The step-by-step procedure to create and visualize a STC using ArcGIS Pro version 1.1 is available in the video below:

Different combinations of space and time scales were tested to find the crashing threshold in order to get a sense of the capacity of the ArcGIS Pro’s STC. The following table documents the characteristics as well as the creation and visualization time for each STC.

As it can be seen from the table above that STC with the resolution of 1hr/50m cannot be created because it would have close to four billion bins while the maximum limit is two billion bins only. The two billion limit comes from the record limit in a file geodatabase, please see the link below in order to learn more:

In addition, 26,560 observations spread across 4 billion bins would result in an extremely sparse cube. As you get more and more sparse, each feature will have fewer and fewer neighbors and this will affect the calculations for the statistic.

It was observed that during the creation of STC with resolution of 4hr/100m, the CPU usage for ArcGIS Pro was up to 13% while the memory usage was up to 31% whereas during visualization of the same cube the CPU usage was up to 13% and the memory usage was up to 20%.

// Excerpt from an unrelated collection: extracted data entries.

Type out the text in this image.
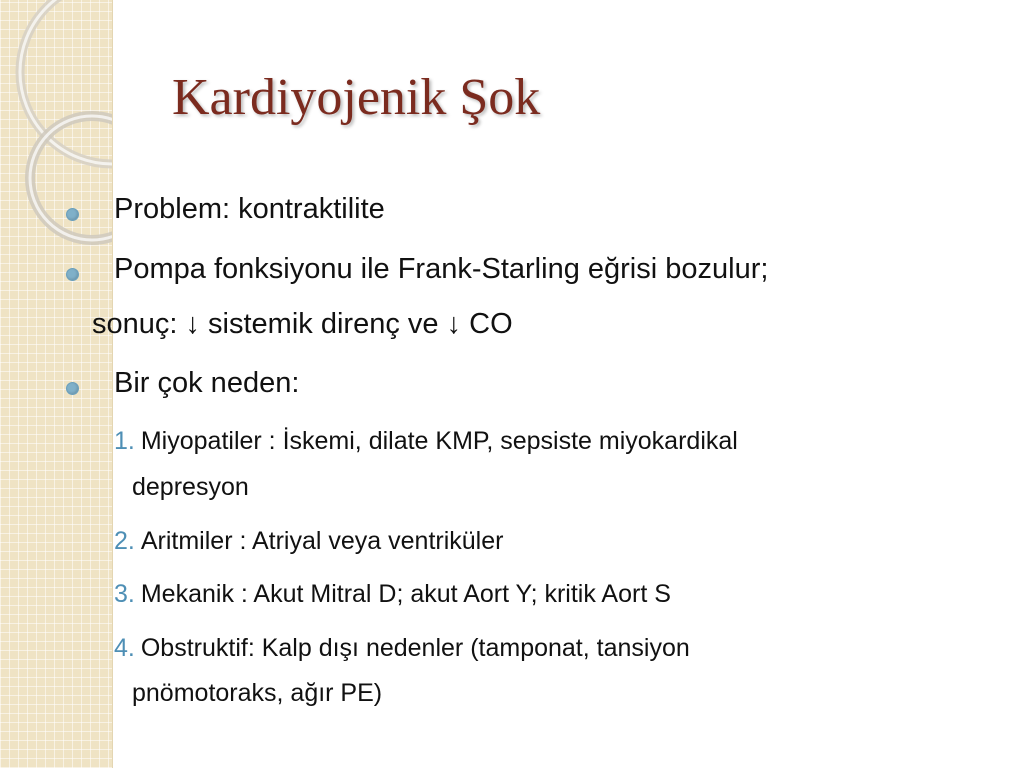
Kardiyojenik Şok

Problem: kontraktilite

Pompa fonksiyonu ile Frank-Starling eğrisi bozulur;

sonuç: ↓ sistemik direnç ve ↓ CO

Bir çok neden:

1. Miyopatiler : İskemi, dilate KMP, sepsiste miyokardikal

depresyon

2. Aritmiler : Atriyal veya ventriküler

3. Mekanik : Akut Mitral D; akut Aort Y; kritik Aort S

4. Obstruktif: Kalp dışı nedenler (tamponat, tansiyon

pnömotoraks, ağır PE)
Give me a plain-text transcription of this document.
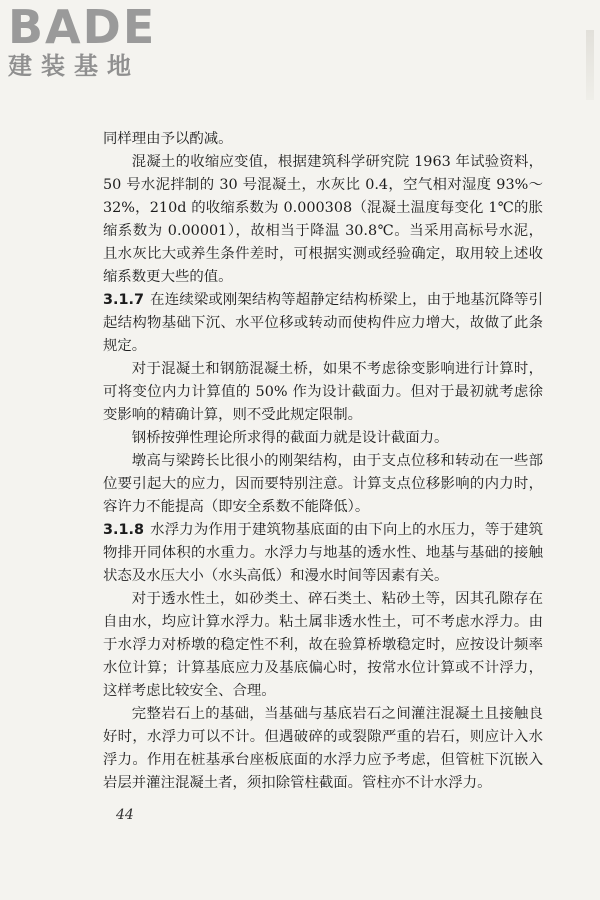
BADE
建装基地

同样理由予以酌减。

混凝土的收缩应变值，根据建筑科学研究院 1963 年试验资料，50 号水泥拌制的 30 号混凝土，水灰比 0.4，空气相对湿度 93%～32%，210d 的收缩系数为 0.000308（混凝土温度每变化 1℃的胀缩系数为 0.00001），故相当于降温 30.8℃。当采用高标号水泥，且水灰比大或养生条件差时，可根据实测或经验确定，取用较上述收缩系数更大些的值。

3.1.7 在连续梁或刚架结构等超静定结构桥梁上，由于地基沉降等引起结构物基础下沉、水平位移或转动而使构件应力增大，故做了此条规定。

对于混凝土和钢筋混凝土桥，如果不考虑徐变影响进行计算时，可将变位内力计算值的 50% 作为设计截面力。但对于最初就考虑徐变影响的精确计算，则不受此规定限制。

钢桥按弹性理论所求得的截面力就是设计截面力。

墩高与梁跨长比很小的刚架结构，由于支点位移和转动在一些部位要引起大的应力，因而要特别注意。计算支点位移影响的内力时，容许力不能提高（即安全系数不能降低）。

3.1.8 水浮力为作用于建筑物基底面的由下向上的水压力，等于建筑物排开同体积的水重力。水浮力与地基的透水性、地基与基础的接触状态及水压大小（水头高低）和漫水时间等因素有关。

对于透水性土，如砂类土、碎石类土、粘砂土等，因其孔隙存在自由水，均应计算水浮力。粘土属非透水性土，可不考虑水浮力。由于水浮力对桥墩的稳定性不利，故在验算桥墩稳定时，应按设计频率水位计算；计算基底应力及基底偏心时，按常水位计算或不计浮力，这样考虑比较安全、合理。

完整岩石上的基础，当基础与基底岩石之间灌注混凝土且接触良好时，水浮力可以不计。但遇破碎的或裂隙严重的岩石，则应计入水浮力。作用在桩基承台座板底面的水浮力应予考虑，但管桩下沉嵌入岩层并灌注混凝土者，须扣除管柱截面。管柱亦不计水浮力。

44
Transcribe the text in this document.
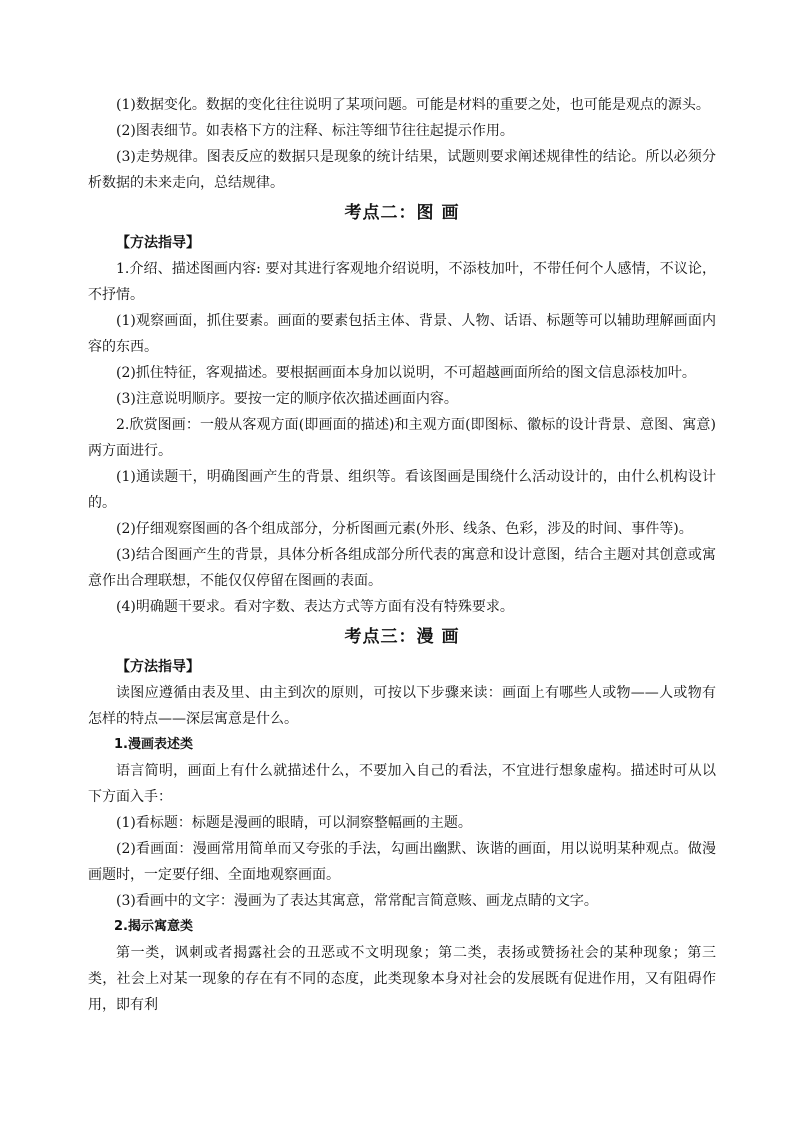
(1)数据变化。数据的变化往往说明了某项问题。可能是材料的重要之处，也可能是观点的源头。

(2)图表细节。如表格下方的注释、标注等细节往往起提示作用。

(3)走势规律。图表反应的数据只是现象的统计结果，试题则要求阐述规律性的结论。所以必须分析数据的未来走向，总结规律。

考点二：图 画

【方法指导】

1.介绍、描述图画内容: 要对其进行客观地介绍说明，不添枝加叶，不带任何个人感情，不议论，不抒情。

(1)观察画面，抓住要素。画面的要素包括主体、背景、人物、话语、标题等可以辅助理解画面内容的东西。

(2)抓住特征，客观描述。要根据画面本身加以说明，不可超越画面所给的图文信息添枝加叶。

(3)注意说明顺序。要按一定的顺序依次描述画面内容。

2.欣赏图画：一般从客观方面(即画面的描述)和主观方面(即图标、徽标的设计背景、意图、寓意)两方面进行。

(1)通读题干，明确图画产生的背景、组织等。看该图画是围绕什么活动设计的，由什么机构设计的。

(2)仔细观察图画的各个组成部分，分析图画元素(外形、线条、色彩，涉及的时间、事件等)。

(3)结合图画产生的背景，具体分析各组成部分所代表的寓意和设计意图，结合主题对其创意或寓意作出合理联想，不能仅仅停留在图画的表面。

(4)明确题干要求。看对字数、表达方式等方面有没有特殊要求。

考点三：漫 画

【方法指导】

读图应遵循由表及里、由主到次的原则，可按以下步骤来读：画面上有哪些人或物——人或物有怎样的特点——深层寓意是什么。

1.漫画表述类

语言简明，画面上有什么就描述什么，不要加入自己的看法，不宜进行想象虚构。描述时可从以下方面入手：

(1)看标题：标题是漫画的眼睛，可以洞察整幅画的主题。

(2)看画面：漫画常用简单而又夸张的手法，勾画出幽默、诙谐的画面，用以说明某种观点。做漫画题时，一定要仔细、全面地观察画面。

(3)看画中的文字：漫画为了表达其寓意，常常配言简意赅、画龙点睛的文字。

2.揭示寓意类

第一类，讽刺或者揭露社会的丑恶或不文明现象；第二类，表扬或赞扬社会的某种现象；第三类，社会上对某一现象的存在有不同的态度，此类现象本身对社会的发展既有促进作用，又有阻碍作用，即有利
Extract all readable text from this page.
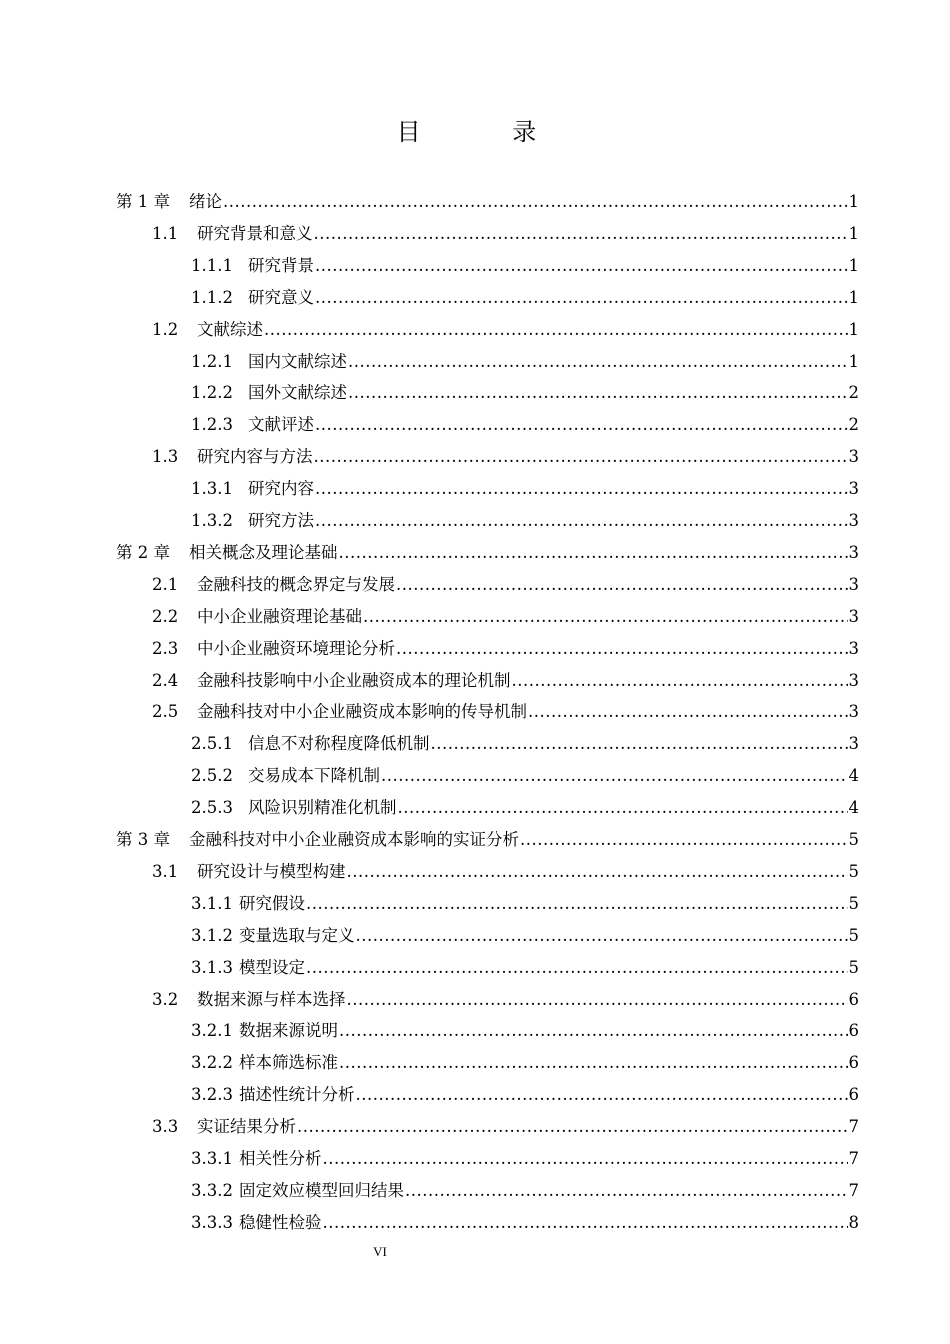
目 录
第 1 章	绪论 .....	1
1.1	研究背景和意义 .....	1
1.1.1 研究背景 .....	1
1.1.2 研究意义 .....	1
1.2	文献综述 .....	1
1.2.1 国内文献综述 .....	1
1.2.2 国外文献综述 .....	2
1.2.3 文献评述 .....	2
1.3	研究内容与方法 .....	3
1.3.1 研究内容 .....	3
1.3.2 研究方法 .....	3
第 2 章	相关概念及理论基础 .....	3
2.1	金融科技的概念界定与发展 .....	3
2.2	中小企业融资理论基础 .....	3
2.3	中小企业融资环境理论分析 .....	3
2.4	金融科技影响中小企业融资成本的理论机制 .....	3
2.5	金融科技对中小企业融资成本影响的传导机制 .....	3
2.5.1 信息不对称程度降低机制 .....	3
2.5.2 交易成本下降机制 .....	4
2.5.3 风险识别精准化机制 .....	4
第 3 章	金融科技对中小企业融资成本影响的实证分析 .....	5
3.1	研究设计与模型构建 .....	5
3.1.1 研究假设 .....	5
3.1.2 变量选取与定义 .....	5
3.1.3 模型设定 .....	5
3.2	数据来源与样本选择 .....	6
3.2.1 数据来源说明 .....	6
3.2.2 样本筛选标准 .....	6
3.2.3 描述性统计分析 .....	6
3.3	实证结果分析 .....	7
3.3.1 相关性分析 .....	7
3.3.2 固定效应模型回归结果 .....	7
3.3.3 稳健性检验 .....	8
VI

From the above discussion, it could be seen that is important to find a proper resolution for the STC based on the following:

  • Objective of the project

  • Size of the dataset/ No. of observations

  • Spatial and Temporal extent of the dataset

  • PC configurations

Further, the following points should be kept in mind while working with STC in ArcGIS Pro:

  • Creation of STC requires projected data to accurately measure distances

  • The field containing the event timestamp must be of type Date

  • Before Visualization of the STC, one must set the elevation surface to zero

  • The time it takes to render the cube in three dimensions may vary considerably based on the number of features and the graphics card associated with your CPU

  • If some or all of your data is not drawing, it may fall outside of the Visibility Range limits, which can be cleared. If some or all of your data is underground, you may need to turn off Elevation Surfaces

STC is a very useful tool for analyzing data distributions and patterns in the context of both space and time. This blog can be used as a reference when working with STC, particularly in the case of large datasets.